系列链接
- https://www.jianshu.com/p/f18a1b3a4920 如何用kolla来部署容器化ceph集群
- https://www.jianshu.com/p/a39f226d5dfb 修复一些部署中遇到的问题
- https://www.jianshu.com/p/d520fed237c0 在kolla ceph中引入device classes特性
- https://www.jianshu.com/p/d6e047e1ad06 支持bcache设备和iscsi及多路径设备
本篇主要介绍如何在kolla-ceph中支持bcache设备和iscsi及多路径设备.
commit url
kolla和kolla-ansible本身不支持bcache磁盘和多路径磁盘, 我提交了这两个commit来支持以上磁盘,和原有实现最大的区别是, 原有实现利用partname来建立osd分区软链接, 我是使用partuuid来建立软链接, 具体实现我参考了ceph-disk的做法.
kolla: https://review.opendev.org/#/c/599961/
kolla-ansible: https://review.opendev.org/#/c/599962/
Kolla Ceph 使用Bcache磁盘
Bcache介绍
Bcache是Linux内核块设备层cache,支持多块HDD使用同一块SSD或者NVME作为缓存盘。它让SSD作为HDD的缓存成为了可能。由于SSD价格昂贵,存储空间小,而HDD价格低廉,存储空间大,因此采用SSD作为缓存,HDD作为数据存储盘,既解决了SSD容量太小,又解决了HDD运行速度太慢的问题。
为什么要在bluestore中使用Bcache磁盘
我们知道, bluestore不使用本地文件系统,直接接管裸设备,由于操作系统支持的aio操作只支持directIO,所以对Block设备的写操作直接写入磁盘。
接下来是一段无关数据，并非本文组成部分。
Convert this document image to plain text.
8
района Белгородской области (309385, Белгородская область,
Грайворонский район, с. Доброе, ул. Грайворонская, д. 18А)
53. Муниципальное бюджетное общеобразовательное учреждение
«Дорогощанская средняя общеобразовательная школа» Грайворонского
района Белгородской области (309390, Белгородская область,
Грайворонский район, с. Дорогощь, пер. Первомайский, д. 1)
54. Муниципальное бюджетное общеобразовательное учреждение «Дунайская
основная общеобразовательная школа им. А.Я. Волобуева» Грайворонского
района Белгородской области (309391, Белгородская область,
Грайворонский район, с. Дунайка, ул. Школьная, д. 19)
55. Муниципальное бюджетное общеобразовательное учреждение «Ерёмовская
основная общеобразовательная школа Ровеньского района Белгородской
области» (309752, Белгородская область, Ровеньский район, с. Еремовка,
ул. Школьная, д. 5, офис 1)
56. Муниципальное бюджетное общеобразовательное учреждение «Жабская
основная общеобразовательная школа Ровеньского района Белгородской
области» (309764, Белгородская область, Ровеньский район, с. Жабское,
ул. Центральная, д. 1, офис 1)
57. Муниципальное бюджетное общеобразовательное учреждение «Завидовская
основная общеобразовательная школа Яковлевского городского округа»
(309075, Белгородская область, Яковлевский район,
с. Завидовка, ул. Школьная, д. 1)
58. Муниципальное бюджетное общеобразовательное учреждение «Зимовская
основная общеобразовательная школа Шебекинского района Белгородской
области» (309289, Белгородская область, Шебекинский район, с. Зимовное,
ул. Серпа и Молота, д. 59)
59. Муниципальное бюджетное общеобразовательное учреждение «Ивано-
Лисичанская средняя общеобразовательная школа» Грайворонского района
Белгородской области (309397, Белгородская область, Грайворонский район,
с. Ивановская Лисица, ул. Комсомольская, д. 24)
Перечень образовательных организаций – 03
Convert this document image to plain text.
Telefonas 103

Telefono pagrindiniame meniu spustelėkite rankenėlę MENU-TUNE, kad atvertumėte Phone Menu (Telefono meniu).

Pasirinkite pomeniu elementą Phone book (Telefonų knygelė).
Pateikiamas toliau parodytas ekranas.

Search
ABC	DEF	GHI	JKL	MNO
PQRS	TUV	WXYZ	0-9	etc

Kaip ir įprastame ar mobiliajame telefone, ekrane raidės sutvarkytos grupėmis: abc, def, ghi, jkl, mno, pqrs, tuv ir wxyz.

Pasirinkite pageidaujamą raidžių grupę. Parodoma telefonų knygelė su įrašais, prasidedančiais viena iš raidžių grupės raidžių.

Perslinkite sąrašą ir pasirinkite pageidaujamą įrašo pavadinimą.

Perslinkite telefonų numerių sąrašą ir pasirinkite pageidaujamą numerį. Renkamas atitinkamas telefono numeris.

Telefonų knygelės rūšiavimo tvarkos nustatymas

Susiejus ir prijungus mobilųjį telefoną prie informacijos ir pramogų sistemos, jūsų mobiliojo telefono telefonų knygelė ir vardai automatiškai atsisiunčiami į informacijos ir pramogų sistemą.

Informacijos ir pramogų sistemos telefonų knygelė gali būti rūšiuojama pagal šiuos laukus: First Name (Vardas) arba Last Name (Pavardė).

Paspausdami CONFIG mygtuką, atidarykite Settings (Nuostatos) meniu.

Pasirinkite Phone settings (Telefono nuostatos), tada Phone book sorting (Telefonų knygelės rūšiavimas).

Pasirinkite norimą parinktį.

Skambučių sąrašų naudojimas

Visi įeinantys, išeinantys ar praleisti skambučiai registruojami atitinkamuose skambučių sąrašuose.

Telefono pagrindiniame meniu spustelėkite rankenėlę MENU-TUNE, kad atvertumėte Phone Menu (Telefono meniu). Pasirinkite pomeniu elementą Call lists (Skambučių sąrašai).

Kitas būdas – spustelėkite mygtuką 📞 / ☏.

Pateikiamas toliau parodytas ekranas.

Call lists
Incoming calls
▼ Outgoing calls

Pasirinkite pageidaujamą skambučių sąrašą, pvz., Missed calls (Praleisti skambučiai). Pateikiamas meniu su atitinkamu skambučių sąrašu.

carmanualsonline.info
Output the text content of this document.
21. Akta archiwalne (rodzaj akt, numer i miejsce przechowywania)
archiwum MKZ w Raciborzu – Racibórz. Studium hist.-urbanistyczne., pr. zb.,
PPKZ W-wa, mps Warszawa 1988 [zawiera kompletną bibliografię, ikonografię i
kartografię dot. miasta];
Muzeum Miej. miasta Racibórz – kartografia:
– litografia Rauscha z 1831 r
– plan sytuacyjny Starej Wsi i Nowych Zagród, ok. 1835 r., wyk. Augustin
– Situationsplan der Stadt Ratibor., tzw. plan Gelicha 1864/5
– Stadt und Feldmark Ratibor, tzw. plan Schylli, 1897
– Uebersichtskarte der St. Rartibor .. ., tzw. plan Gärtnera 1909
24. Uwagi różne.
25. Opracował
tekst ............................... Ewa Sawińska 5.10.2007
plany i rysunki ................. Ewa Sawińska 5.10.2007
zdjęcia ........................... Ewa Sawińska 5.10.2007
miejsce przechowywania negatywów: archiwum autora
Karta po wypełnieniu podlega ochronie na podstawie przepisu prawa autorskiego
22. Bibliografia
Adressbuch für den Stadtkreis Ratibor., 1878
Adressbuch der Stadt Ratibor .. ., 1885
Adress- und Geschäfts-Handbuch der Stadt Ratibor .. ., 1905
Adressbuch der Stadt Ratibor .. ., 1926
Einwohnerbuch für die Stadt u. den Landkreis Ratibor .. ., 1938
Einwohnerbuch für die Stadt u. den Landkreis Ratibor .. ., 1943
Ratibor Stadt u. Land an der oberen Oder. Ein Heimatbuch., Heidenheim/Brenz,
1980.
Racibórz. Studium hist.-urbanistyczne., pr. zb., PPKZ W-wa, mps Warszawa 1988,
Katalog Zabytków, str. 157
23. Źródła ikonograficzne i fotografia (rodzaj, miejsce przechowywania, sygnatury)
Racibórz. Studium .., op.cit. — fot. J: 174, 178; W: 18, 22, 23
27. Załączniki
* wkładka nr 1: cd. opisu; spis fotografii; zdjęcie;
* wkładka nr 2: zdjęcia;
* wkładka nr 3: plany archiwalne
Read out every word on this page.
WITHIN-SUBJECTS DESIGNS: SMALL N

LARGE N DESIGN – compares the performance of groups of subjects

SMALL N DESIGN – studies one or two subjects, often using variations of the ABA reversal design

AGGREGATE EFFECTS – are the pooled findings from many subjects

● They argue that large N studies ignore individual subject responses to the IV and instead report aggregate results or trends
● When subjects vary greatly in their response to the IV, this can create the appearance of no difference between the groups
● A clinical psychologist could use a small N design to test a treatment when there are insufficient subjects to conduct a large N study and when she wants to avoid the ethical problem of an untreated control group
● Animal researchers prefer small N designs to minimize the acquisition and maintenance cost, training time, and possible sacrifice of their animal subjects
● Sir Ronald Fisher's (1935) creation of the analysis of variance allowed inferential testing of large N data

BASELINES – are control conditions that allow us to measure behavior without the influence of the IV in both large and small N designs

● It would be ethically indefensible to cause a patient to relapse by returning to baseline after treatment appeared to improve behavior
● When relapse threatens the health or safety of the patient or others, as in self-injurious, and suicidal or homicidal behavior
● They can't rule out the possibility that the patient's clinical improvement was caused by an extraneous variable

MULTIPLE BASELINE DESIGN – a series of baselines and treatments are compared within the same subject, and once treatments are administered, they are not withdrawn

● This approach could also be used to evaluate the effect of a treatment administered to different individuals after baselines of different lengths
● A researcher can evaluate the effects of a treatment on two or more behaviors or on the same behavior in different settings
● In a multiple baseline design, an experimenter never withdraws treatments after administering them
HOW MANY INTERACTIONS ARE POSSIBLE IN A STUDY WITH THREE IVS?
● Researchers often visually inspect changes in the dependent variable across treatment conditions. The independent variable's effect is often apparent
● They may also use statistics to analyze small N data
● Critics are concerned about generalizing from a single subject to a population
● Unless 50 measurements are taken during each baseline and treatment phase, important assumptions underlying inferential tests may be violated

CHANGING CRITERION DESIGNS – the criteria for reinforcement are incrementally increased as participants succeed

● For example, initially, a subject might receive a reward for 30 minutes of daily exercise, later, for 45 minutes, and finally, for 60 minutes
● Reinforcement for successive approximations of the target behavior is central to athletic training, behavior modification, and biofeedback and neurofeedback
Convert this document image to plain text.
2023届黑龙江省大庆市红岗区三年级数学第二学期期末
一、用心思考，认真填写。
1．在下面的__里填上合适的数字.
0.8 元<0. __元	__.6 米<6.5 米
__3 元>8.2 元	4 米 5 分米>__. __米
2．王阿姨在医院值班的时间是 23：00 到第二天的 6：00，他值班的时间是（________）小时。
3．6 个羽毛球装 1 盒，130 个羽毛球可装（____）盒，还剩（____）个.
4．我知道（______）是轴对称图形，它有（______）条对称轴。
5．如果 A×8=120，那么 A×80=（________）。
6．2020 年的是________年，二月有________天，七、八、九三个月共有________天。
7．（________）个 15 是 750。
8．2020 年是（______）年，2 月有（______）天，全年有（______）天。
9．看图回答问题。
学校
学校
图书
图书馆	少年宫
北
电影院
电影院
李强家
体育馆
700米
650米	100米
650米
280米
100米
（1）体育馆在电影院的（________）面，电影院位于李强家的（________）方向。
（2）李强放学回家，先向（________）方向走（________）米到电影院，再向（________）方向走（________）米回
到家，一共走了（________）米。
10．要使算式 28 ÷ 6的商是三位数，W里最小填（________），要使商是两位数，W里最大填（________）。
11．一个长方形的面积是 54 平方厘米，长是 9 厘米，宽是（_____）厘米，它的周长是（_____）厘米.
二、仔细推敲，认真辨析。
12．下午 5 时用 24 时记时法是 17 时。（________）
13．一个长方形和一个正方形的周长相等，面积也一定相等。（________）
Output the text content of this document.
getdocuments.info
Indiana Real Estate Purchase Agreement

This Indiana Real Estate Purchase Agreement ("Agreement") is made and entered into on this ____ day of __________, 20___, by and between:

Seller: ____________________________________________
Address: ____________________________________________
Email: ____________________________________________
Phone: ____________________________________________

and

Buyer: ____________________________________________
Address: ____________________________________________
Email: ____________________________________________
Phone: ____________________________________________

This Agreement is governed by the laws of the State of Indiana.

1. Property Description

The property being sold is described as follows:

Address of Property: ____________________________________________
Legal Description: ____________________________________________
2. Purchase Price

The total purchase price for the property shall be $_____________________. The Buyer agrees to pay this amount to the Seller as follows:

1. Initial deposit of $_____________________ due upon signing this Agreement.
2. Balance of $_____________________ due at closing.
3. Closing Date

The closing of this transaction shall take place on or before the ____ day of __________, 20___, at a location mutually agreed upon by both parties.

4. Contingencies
相比filestore, 跳过写日志的步骤, 写两次变成写一次, 理论上写入速度应该变大. 所以设计bluestore的初衷是为高速磁盘使用, 但是没办法, 经费决定着我们必须以普通磁盘为主. 对于普通磁盘来说,它的IO瓶颈决定了性能的上限, 为了提高这个上限, 我们需要加一层缓存给它, 这就是bcache的目的.
构建Bcache磁盘
以下都在我的虚拟机上进行测试, 环境为centos7
节点 | ssd磁盘 | 普通磁盘 |
---|---|---|
ceph-node1 | sdb | sdc,sdd |
ceph-node2 | sdb | sdc,sdd |
ceph-node3 | sdb | sdc,sdd |
- 首先对ssd磁盘进行分区, 我们要做的是一个ssd磁盘(sdb)对应两个普通磁盘(sdc,sdd)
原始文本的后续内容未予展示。